US comes out publicly against CPEC for the first time, says it passes through 'disputed territory'

08:55 AM | 7 Oct, 2017
US comes out publicly against CPEC for the first time, says it passes through 'disputed territory'
WASHINGTON - The Trump administration has unearthed its resentment against the multi-billion dollar China-Pakistan Economic Corridor for the first time on the public front claiming that it passes through disputed territory.

Besides CPEC, US Defence Sec­retary James Mattis told the Senate Armed Services Committee that the Chinese One Belt One Road project was also controversial.

“The One Belt, One Road also goes through disputed territory, and I think that in itself shows the vulnerability of trying to establish that sort of a dictate,” he said.

The top US official seemed to be backtracking on the US policy towards Pak-China relations, as earlier Washingon stressed that it had nothing against the corridor.

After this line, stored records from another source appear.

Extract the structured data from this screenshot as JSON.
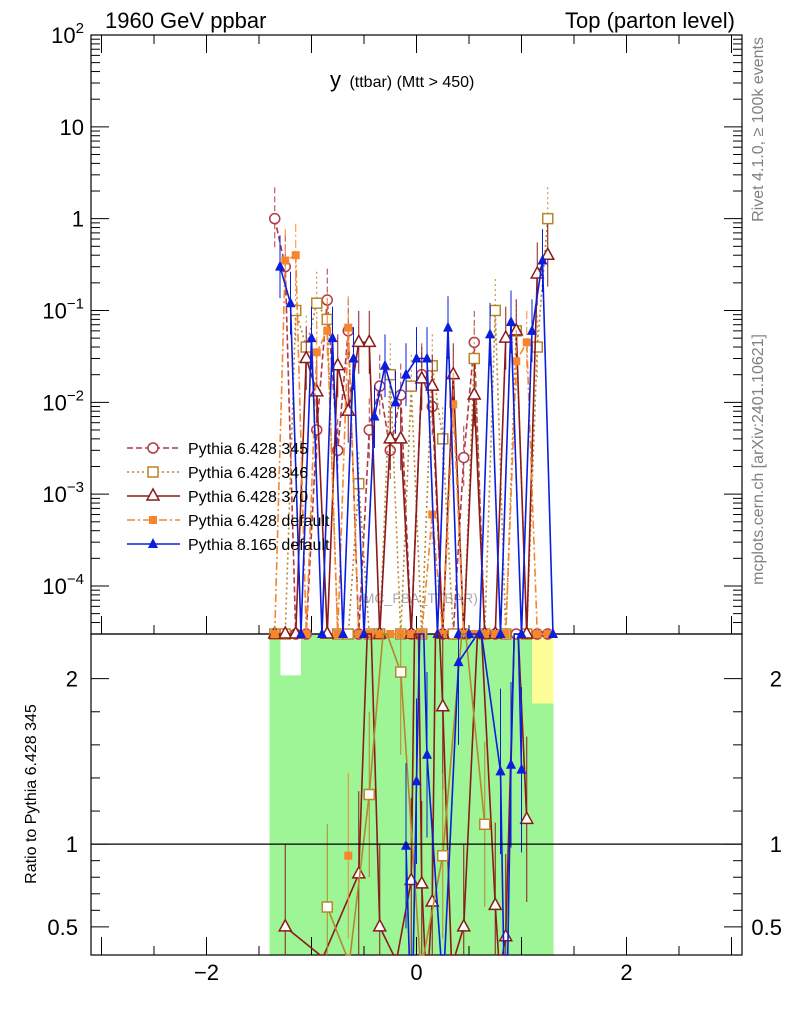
{
  "header": {
    "left": "1960 GeV ppbar",
    "right": "Top (parton level)"
  },
  "side_texts": {
    "rivet": "Rivet 4.1.0, ≥ 100k events",
    "mcplots": "mcplots.cern.ch [arXiv:2401.10621]"
  },
  "chart_data": {
    "type": "line",
    "title_main": "y",
    "title_sub": "(ttbar) (Mtt > 450)",
    "watermark": "(MC_FBA_TTBAR)",
    "xlim": [
      -3.1,
      3.1
    ],
    "x_ticks": [
      -2,
      0,
      2
    ],
    "x_tick_labels": [
      "−2",
      "0",
      "2"
    ],
    "top": {
      "yscale": "log",
      "ylim": [
        3e-05,
        100
      ],
      "y_ticks": [
        {
          "value": 100,
          "base": "10",
          "exp": "2"
        },
        {
          "value": 10,
          "base": "10",
          "exp": ""
        },
        {
          "value": 1,
          "base": "1",
          "exp": ""
        },
        {
          "value": 0.1,
          "base": "10",
          "exp": "−1"
        },
        {
          "value": 0.01,
          "base": "10",
          "exp": "−2"
        },
        {
          "value": 0.001,
          "base": "10",
          "exp": "−3"
        },
        {
          "value": 0.0001,
          "base": "10",
          "exp": "−4"
        }
      ]
    },
    "ratio": {
      "ylabel": "Ratio to Pythia 6.428 345",
      "ylim": [
        0.33,
        2.27
      ],
      "y_ticks": [
        0.5,
        1,
        2
      ],
      "y_tick_labels": [
        "0.5",
        "1",
        "2"
      ],
      "reference_line": 1
    },
    "series": [
      {
        "name": "Pythia 6.428 345",
        "color": "#b03a48",
        "marker": "circle-open",
        "dash": "6,3",
        "x": [
          -1.35,
          -1.25,
          -1.15,
          -1.05,
          -0.95,
          -0.85,
          -0.75,
          -0.65,
          -0.55,
          -0.45,
          -0.35,
          -0.25,
          -0.15,
          -0.05,
          0.05,
          0.15,
          0.25,
          0.35,
          0.45,
          0.55,
          0.65,
          0.75,
          0.85,
          0.95,
          1.05,
          1.15,
          1.25
        ],
        "y": [
          1.0,
          0.3,
          3e-05,
          3e-05,
          0.005,
          0.13,
          0.003,
          0.06,
          3e-05,
          0.005,
          0.015,
          0.003,
          0.012,
          3e-05,
          0.02,
          0.009,
          3e-05,
          3e-05,
          0.0025,
          0.045,
          3e-05,
          3e-05,
          3e-05,
          3e-05,
          3e-05,
          3e-05,
          3e-05
        ]
      },
      {
        "name": "Pythia 6.428 346",
        "color": "#b8862b",
        "marker": "square-open",
        "dash": "2,3",
        "x": [
          -1.35,
          -1.25,
          -1.15,
          -1.05,
          -0.95,
          -0.85,
          -0.75,
          -0.65,
          -0.55,
          -0.45,
          -0.35,
          -0.25,
          -0.15,
          -0.05,
          0.05,
          0.15,
          0.25,
          0.35,
          0.45,
          0.55,
          0.65,
          0.75,
          0.85,
          0.95,
          1.05,
          1.15,
          1.25
        ],
        "y": [
          3e-05,
          3e-05,
          0.1,
          0.04,
          0.12,
          0.08,
          3e-05,
          3e-05,
          0.0013,
          3e-05,
          3e-05,
          0.02,
          3e-05,
          0.015,
          3e-05,
          0.025,
          0.004,
          3e-05,
          3e-05,
          0.03,
          3e-05,
          0.1,
          3e-05,
          0.06,
          3e-05,
          0.04,
          1.0
        ]
      },
      {
        "name": "Pythia 6.428 370",
        "color": "#8b1a1a",
        "marker": "triangle-open",
        "dash": "",
        "x": [
          -1.35,
          -1.25,
          -1.15,
          -1.05,
          -0.95,
          -0.85,
          -0.75,
          -0.65,
          -0.55,
          -0.45,
          -0.35,
          -0.25,
          -0.15,
          -0.05,
          0.05,
          0.15,
          0.25,
          0.35,
          0.45,
          0.55,
          0.65,
          0.75,
          0.85,
          0.95,
          1.05,
          1.15,
          1.25
        ],
        "y": [
          3e-05,
          3e-05,
          3e-05,
          0.03,
          0.013,
          3e-05,
          0.025,
          0.008,
          0.045,
          0.045,
          3e-05,
          0.004,
          0.004,
          3e-05,
          0.018,
          0.015,
          3e-05,
          0.02,
          3e-05,
          0.012,
          3e-05,
          3e-05,
          0.05,
          0.06,
          3e-05,
          0.25,
          0.4
        ]
      },
      {
        "name": "Pythia 6.428 default",
        "color": "#f5862e",
        "marker": "square-filled",
        "dash": "8,3,2,3",
        "x": [
          -1.35,
          -1.25,
          -1.15,
          -1.05,
          -0.95,
          -0.85,
          -0.75,
          -0.65,
          -0.55,
          -0.45,
          -0.35,
          -0.25,
          -0.15,
          -0.05,
          0.05,
          0.15,
          0.25,
          0.35,
          0.45,
          0.55,
          0.65,
          0.75,
          0.85,
          0.95,
          1.05,
          1.15,
          1.25
        ],
        "y": [
          3e-05,
          0.35,
          0.4,
          3e-05,
          0.035,
          0.06,
          3e-05,
          0.065,
          3e-05,
          3e-05,
          3e-05,
          3e-05,
          3e-05,
          3e-05,
          3e-05,
          0.0006,
          3e-05,
          0.0095,
          3e-05,
          3e-05,
          3e-05,
          3e-05,
          3e-05,
          0.028,
          0.045,
          3e-05,
          3e-05
        ]
      },
      {
        "name": "Pythia 8.165 default",
        "color": "#0a1edc",
        "marker": "triangle-filled",
        "dash": "",
        "x": [
          -1.3,
          -1.2,
          -1.1,
          -1.0,
          -0.9,
          -0.8,
          -0.7,
          -0.6,
          -0.5,
          -0.4,
          -0.3,
          -0.2,
          -0.1,
          0.0,
          0.1,
          0.2,
          0.3,
          0.4,
          0.5,
          0.6,
          0.7,
          0.8,
          0.9,
          1.0,
          1.1,
          1.2,
          1.3
        ],
        "y": [
          0.3,
          0.12,
          3e-05,
          0.05,
          3e-05,
          0.05,
          3e-05,
          0.03,
          3e-05,
          0.007,
          0.025,
          0.01,
          0.02,
          0.03,
          0.03,
          3e-05,
          0.065,
          3e-05,
          3e-05,
          3e-05,
          0.055,
          3e-05,
          0.075,
          3e-05,
          0.06,
          0.35,
          3e-05
        ]
      }
    ],
    "ratio_series": [
      {
        "name": "Pythia 6.428 370",
        "color": "#8b1a1a",
        "marker": "triangle-open",
        "x": [
          -1.25,
          -0.55,
          -0.35,
          -0.05,
          0.05,
          0.15,
          0.25,
          0.45,
          0.75,
          0.85,
          1.05
        ],
        "y": [
          0.5,
          0.82,
          0.5,
          0.78,
          0.76,
          0.65,
          1.83,
          0.5,
          0.63,
          0.44,
          1.15
        ]
      },
      {
        "name": "Pythia 6.428 346",
        "color": "#b8862b",
        "marker": "square-open",
        "x": [
          -0.85,
          -0.45,
          -0.15,
          0.25,
          0.65
        ],
        "y": [
          0.62,
          1.3,
          2.04,
          0.93,
          1.12
        ]
      },
      {
        "name": "Pythia 6.428 default",
        "color": "#f5862e",
        "marker": "square-filled",
        "x": [
          -0.65
        ],
        "y": [
          0.93
        ]
      },
      {
        "name": "Pythia 8.165 default",
        "color": "#0a1edc",
        "marker": "triangle-filled",
        "x": [
          -0.1,
          0.0,
          0.1,
          0.4,
          0.8,
          0.9,
          1.0
        ],
        "y": [
          0.99,
          1.38,
          1.54,
          2.1,
          1.44,
          1.48,
          1.45
        ]
      }
    ],
    "bands": {
      "green": "#9df595",
      "yellow": "#fdfd98",
      "x_range": [
        -1.4,
        1.3
      ],
      "green_heights_ratio": [
        2.27,
        2.27,
        2.27,
        2.27,
        2.27,
        2.27,
        2.27,
        2.27,
        2.27,
        2.27,
        2.27,
        2.27,
        2.27,
        2.27,
        2.27,
        2.27,
        2.27,
        2.27,
        2.27,
        2.27,
        2.27,
        2.27,
        2.27,
        2.27,
        2.27,
        1.85,
        1.85
      ],
      "yellow_top": [
        2.27,
        1.95,
        1.82,
        2.27,
        2.27,
        2.27,
        2.27,
        2.27,
        2.27,
        2.27,
        2.27,
        2.27,
        2.27,
        2.27,
        2.27,
        2.27,
        2.27,
        2.27,
        2.27,
        2.27,
        2.27,
        2.27,
        2.27,
        2.27,
        2.27,
        2.27,
        2.27
      ]
    }
  }
}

Not only that,  US Ambassador to Pakistan David Hale had categorically welcomed the economic growth expected as a result of CPEC.

"The United States welcomes the project and is supportive of any effort that brings about economic growth and development in Pakistan" the diplomat had said in July last year.

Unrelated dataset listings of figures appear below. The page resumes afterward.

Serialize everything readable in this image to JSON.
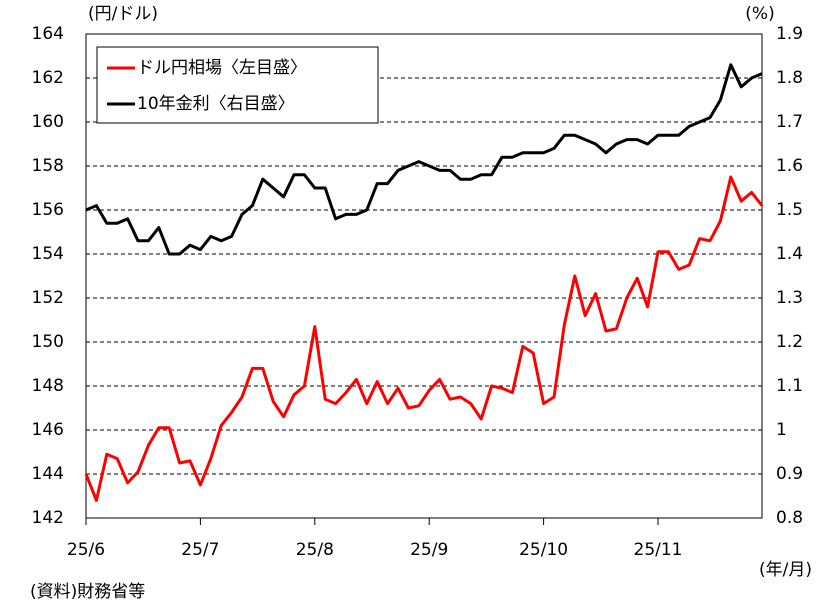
{
  "chart_data": {
    "type": "line",
    "y_label": "(円/ドル)",
    "y2_label": "(%)",
    "x_label": "(年/月)",
    "source": "(資料)財務省等",
    "categories": [
      "25/6",
      null,
      null,
      null,
      null,
      null,
      null,
      null,
      null,
      null,
      null,
      "25/7",
      null,
      null,
      null,
      null,
      null,
      null,
      null,
      null,
      null,
      null,
      "25/8",
      null,
      null,
      null,
      null,
      null,
      null,
      null,
      null,
      null,
      null,
      "25/9",
      null,
      null,
      null,
      null,
      null,
      null,
      null,
      null,
      null,
      null,
      "25/10",
      null,
      null,
      null,
      null,
      null,
      null,
      null,
      null,
      null,
      null,
      "25/11",
      null,
      null,
      null,
      null,
      null,
      null,
      null,
      null,
      null,
      null
    ],
    "series": [
      {
        "name": "ドル円相場〈左目盛〉",
        "color": "#ff0000",
        "axis": "y",
        "values": [
          144.0,
          142.8,
          144.9,
          144.7,
          143.6,
          144.1,
          145.3,
          146.1,
          146.1,
          144.5,
          144.6,
          143.5,
          144.7,
          146.2,
          146.8,
          147.5,
          148.8,
          148.8,
          147.3,
          146.6,
          147.6,
          148.0,
          150.7,
          147.4,
          147.2,
          147.7,
          148.3,
          147.2,
          148.2,
          147.2,
          147.9,
          147.0,
          147.1,
          147.8,
          148.3,
          147.4,
          147.5,
          147.2,
          146.5,
          148.0,
          147.9,
          147.7,
          149.8,
          149.5,
          147.2,
          147.5,
          150.8,
          153.0,
          151.2,
          152.2,
          150.5,
          150.6,
          152.0,
          152.9,
          151.6,
          154.1,
          154.1,
          153.3,
          153.5,
          154.7,
          154.6,
          155.5,
          157.5,
          156.4,
          156.8,
          156.2
        ]
      },
      {
        "name": "10年金利〈右目盛〉",
        "color": "#000000",
        "axis": "y2",
        "values": [
          1.5,
          1.51,
          1.47,
          1.47,
          1.48,
          1.43,
          1.43,
          1.46,
          1.4,
          1.4,
          1.42,
          1.41,
          1.44,
          1.43,
          1.44,
          1.49,
          1.51,
          1.57,
          1.55,
          1.53,
          1.58,
          1.58,
          1.55,
          1.55,
          1.48,
          1.49,
          1.49,
          1.5,
          1.56,
          1.56,
          1.59,
          1.6,
          1.61,
          1.6,
          1.59,
          1.59,
          1.57,
          1.57,
          1.58,
          1.58,
          1.62,
          1.62,
          1.63,
          1.63,
          1.63,
          1.64,
          1.67,
          1.67,
          1.66,
          1.65,
          1.63,
          1.65,
          1.66,
          1.66,
          1.65,
          1.67,
          1.67,
          1.67,
          1.69,
          1.7,
          1.71,
          1.75,
          1.83,
          1.78,
          1.8,
          1.81
        ]
      }
    ],
    "ylim": [
      142,
      164
    ],
    "yticks": [
      142,
      144,
      146,
      148,
      150,
      152,
      154,
      156,
      158,
      160,
      162,
      164
    ],
    "y2lim": [
      0.8,
      1.9
    ],
    "y2ticks": [
      0.8,
      0.9,
      1,
      1.1,
      1.2,
      1.3,
      1.4,
      1.5,
      1.6,
      1.7,
      1.8,
      1.9
    ],
    "grid": true
  }
}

The latest opposition by the top US General is a harbinger of the fact that the Trump administration is trying to appease India and has decided to make the project controversial.

Moreover, during the briefing, Secretary Mattis expressed that the US oppo­sed the One Belt, One Road policy in principle because, in a globalised world, there were many belts and many roads, and no one nation shou­­ld put itself into a position of dictating One Belt, One Road.

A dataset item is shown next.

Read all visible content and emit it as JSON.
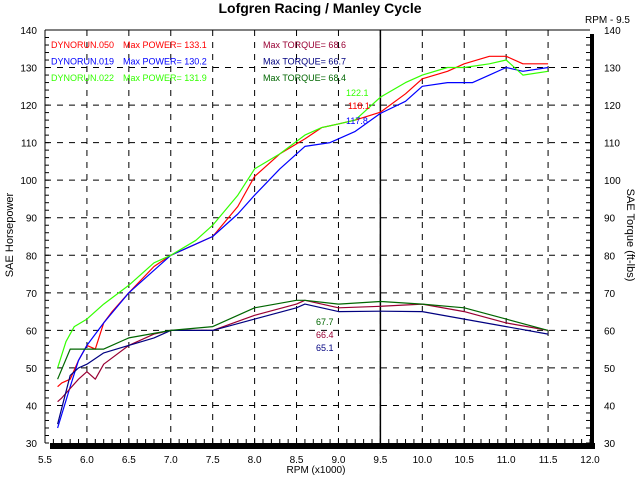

"US opposed the one going through Pakistan also because it passed throu­­gh a disputed territory" he claimed while indirectly referring to CPEC.

The  US defence chief continued that common grounds should be found with China to thwart terrorism.

“As far as Afghan­is­tan goes, as we try to separate out variables where, in some areas, we work with China, for example, terrorism — I think there are areas where we can work — find common ground with China when it comes to counterterrorism, and we should exercise those areas pretty fully,” he observed.

Mattis also opined that US should not budge under China's pressure as it needed to be confronted on different areas.

 “There are areas where, also, strategically, we need to confront China where we think it’s unproductive — the direction they’re going in.”

Secretary Mattis and Chairman Joint Chiefs of Staff Gen Joseph Dun­­­ford ap­­peared before the Sen­ate and House armed services panel earlier this week and the latest objection to the giant corridor seems to further worsen the already fraught relations between Islamabad and Washington.

The $56 billion CPEC passes through Pakis­t­an’s northern areas, which India claims is part of the disputed Jammu and Kashmir territory and with the latest briefing, it seems the US is backing its Asian partner, already given a large share in Afghanistan, in line with Donald Trump's August 21st strategy for South Asia.